La montée du roi Arthegon sur le trône du royaume dénélien marqua la fin de la période du Défilé des Rois, et inaugura l’Ère de Gloire d’une nouvelle dynastie royale. Ce fut également la date de la fondation du royaume de Larth, l’une des plus grandes puissances du continent de Grimm.
Depuis que la dynastie d’Osimor fut éteinte lorsque le Synode d’Aulvarn prit les rênes du royaume dénélien, les humains plongèrent dans une ère d’instabilité politique appelée le Défilé des Rois. Les monarques qui prétendaient être dignes de mener le peuple dénélien durent faire face aux jugements des haut-druides. Ils avaient le pouvoir de destituer le roi ou la reine qu’ils jugeaient immoraux ou incompétents, sans compter que les prétendants avides de pouvoir ne cessèrent par tout les moyens de discréditer le souverain en place. Un jour vint, dans l’année 147 AB, où un jeune homme étrange du nom d’Arthegon arriva sur les terres dénéliennes pour revendiquer sa place sur le trône.
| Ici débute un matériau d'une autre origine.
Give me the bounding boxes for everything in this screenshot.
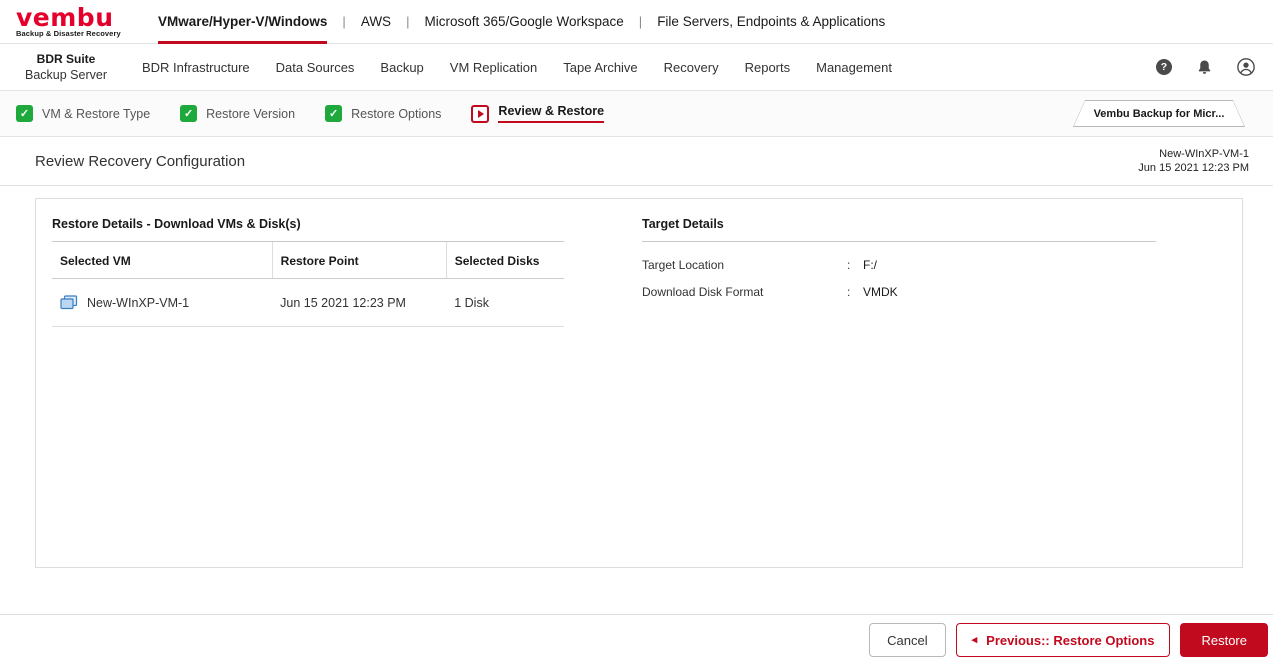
main-nav: BDR Infrastructure Data Sources Backup V… [142,60,892,75]
help-icon[interactable]: ? [1156,59,1172,75]
review-panel: Restore Details - Download VMs & Disk(s)… [35,198,1243,568]
wizard-steps-bar: ✓ VM & Restore Type ✓ Restore Version ✓ … [0,91,1273,137]
selected-disks-value: 1 Disk [446,278,564,327]
server-name: Backup Server [25,68,107,82]
restore-details-table: Selected VM Restore Point Selected Disks [52,242,564,327]
step-restore-version[interactable]: ✓ Restore Version [180,105,295,122]
vm-cell: New-WInXP-VM-1 [60,295,264,310]
restore-button[interactable]: Restore [1180,623,1268,657]
check-icon: ✓ [325,105,343,122]
previous-arrow-icon: ◂ [971,633,978,646]
restore-details-section: Restore Details - Download VMs & Disk(s)… [52,213,564,553]
cancel-button[interactable]: Cancel [869,623,946,657]
target-location-value: F:/ [863,258,877,272]
check-icon: ✓ [180,105,198,122]
vembu-logo[interactable]: vembu Backup & Disaster Recovery [16,0,132,43]
col-restore-point: Restore Point [271,242,447,279]
product-nav: VMware/Hyper-V/Windows | AWS | Microsoft… [158,0,885,44]
user-account-icon[interactable] [1237,58,1255,76]
nav-data-sources[interactable]: Data Sources [276,60,355,75]
main-content: Restore Details - Download VMs & Disk(s)… [0,186,1273,614]
restore-point-value: Jun 15 2021 12:23 PM [272,278,447,327]
nav-separator: | [638,14,643,29]
header-actions: ? [1156,58,1255,76]
action-bar: Cancel ◂ Previous:: Restore Options Rest… [0,614,1273,665]
help-glyph: ? [1160,61,1168,73]
previous-button-label: Previous:: Restore Options [986,632,1155,648]
download-disk-format-label: Download Disk Format [642,285,764,299]
step-label: Restore Options [351,106,442,121]
tab-microsoft365-google-workspace[interactable]: Microsoft 365/Google Workspace [424,0,623,44]
step-restore-options[interactable]: ✓ Restore Options [325,105,441,122]
nav-vm-replication[interactable]: VM Replication [450,60,537,75]
server-info: BDR Suite Backup Server [0,51,132,83]
check-icon: ✓ [16,105,33,122]
target-location-row: Target Location : F:/ [642,258,1156,272]
nav-tape-archive[interactable]: Tape Archive [563,60,637,75]
suite-name: BDR Suite [36,52,96,66]
target-details-section: Target Details Target Location : F:/ Dow… [642,213,1156,553]
logo-wordmark: vembu [16,2,114,32]
step-review-restore[interactable]: Review & Restore [471,104,605,123]
vm-name: New-WInXP-VM-1 [87,295,190,310]
page-title: Review Recovery Configuration [35,152,246,170]
page-header: Review Recovery Configuration New-WInXP-… [0,137,1273,186]
col-selected-vm: Selected VM [52,242,273,279]
context-tab[interactable]: Vembu Backup for Micr... [1073,100,1245,127]
colon: : [847,258,851,272]
play-icon [471,104,490,123]
nav-bdr-infrastructure[interactable]: BDR Infrastructure [142,60,250,75]
col-selected-disks: Selected Disks [445,242,564,279]
notifications-bell-icon[interactable] [1196,59,1213,76]
step-vm-restore-type[interactable]: ✓ VM & Restore Type [16,105,150,122]
nav-reports[interactable]: Reports [745,60,791,75]
download-disk-format-row: Download Disk Format : VMDK [642,285,1156,299]
nav-backup[interactable]: Backup [380,60,423,75]
colon: : [847,285,851,299]
target-details-title: Target Details [642,213,1156,242]
step-label: VM & Restore Type [42,106,151,121]
nav-separator: | [342,14,346,29]
tab-file-servers-endpoints-applications[interactable]: File Servers, Endpoints & Applications [657,0,885,44]
download-disk-format-value: VMDK [863,285,898,299]
context-tab-label: Vembu Backup for Micr... [1074,101,1244,126]
nav-separator: | [406,14,410,29]
tab-aws[interactable]: AWS [361,0,391,44]
nav-management[interactable]: Management [816,60,892,75]
recovery-meta: New-WInXP-VM-1 Jun 15 2021 12:23 PM [1138,147,1249,175]
meta-restore-time: Jun 15 2021 12:23 PM [1138,162,1249,174]
meta-vm-name: New-WInXP-VM-1 [1159,148,1249,160]
logo-tagline: Backup & Disaster Recovery [16,28,121,38]
main-nav-bar: BDR Suite Backup Server BDR Infrastructu… [0,44,1273,91]
tab-vmware-hyperv-windows[interactable]: VMware/Hyper-V/Windows [158,0,328,44]
vm-icon [60,295,78,310]
table-row: New-WInXP-VM-1 Jun 15 2021 12:23 PM 1 Di… [52,278,564,327]
step-label: Restore Version [206,106,296,121]
table-header-row: Selected VM Restore Point Selected Disks [52,242,564,279]
step-label: Review & Restore [498,104,605,123]
nav-recovery[interactable]: Recovery [664,60,719,75]
top-bar: vembu Backup & Disaster Recovery VMware/… [0,0,1273,44]
app-window: vembu Backup & Disaster Recovery VMware/… [0,0,1273,665]
previous-button[interactable]: ◂ Previous:: Restore Options [955,623,1171,657]
target-location-label: Target Location [642,258,725,272]
restore-details-title: Restore Details - Download VMs & Disk(s) [52,213,564,242]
Personne ne le connaissait dans tout le royaume et malgré son appartenance à la race des hommes, il avait tout d’un étranger. Malgré sa bonne maîtrise du denelaizh, certains indices montraient qu’il avait grandi sur les terres elfiques. Pourtant il affirmait haut et fort être le fils de Ygrenn Osimor, qui était elle-même la fille de Uthger Osimor en personne. Cela faisait de lui un héritier direct de la glorieuse dynastie. Son destin était d’achever l’œuvre de son grand père : celui d’unifier le peuple dénélien afin d’en faire une grande nation. Le Synode reçut la nouvelle avec un grand scepticisme. Ses membres réfutèrent ses affirmations au sujet de la dynastie maudite, et se mirent à avertir le peuple de se méfier des balivernes de ce vil imposteur. Mais les couches populaires, qui avaient depuis longtemps perdu foi en la parole des druides aulvarnes, se laissèrent porter par l’espoir qu’insufflait le récit du prince inattendu. Ainsi Arthegon ne put être ignoré, et celui-ci demanda à passer le Pacte des Veins pour prouver qu’Eognus veillait encore sur son sang. La dernière fois que ce rituel eut lieu, en 236 AB par le prince régent Baust, ce ne fut pas à l’avantage du clan Aulvarn. Pour éviter de reproduire le même scénario, le Synode lança un défi au jeune aspirant : S’il réussissait à passer les trois épreuves qu’il lui soumettait, ils reconnaîtraient son ascendance à la lignée d’Osimor. N’ayant guère le choix, Arthegon décida de relever le défi qui lui était proposé.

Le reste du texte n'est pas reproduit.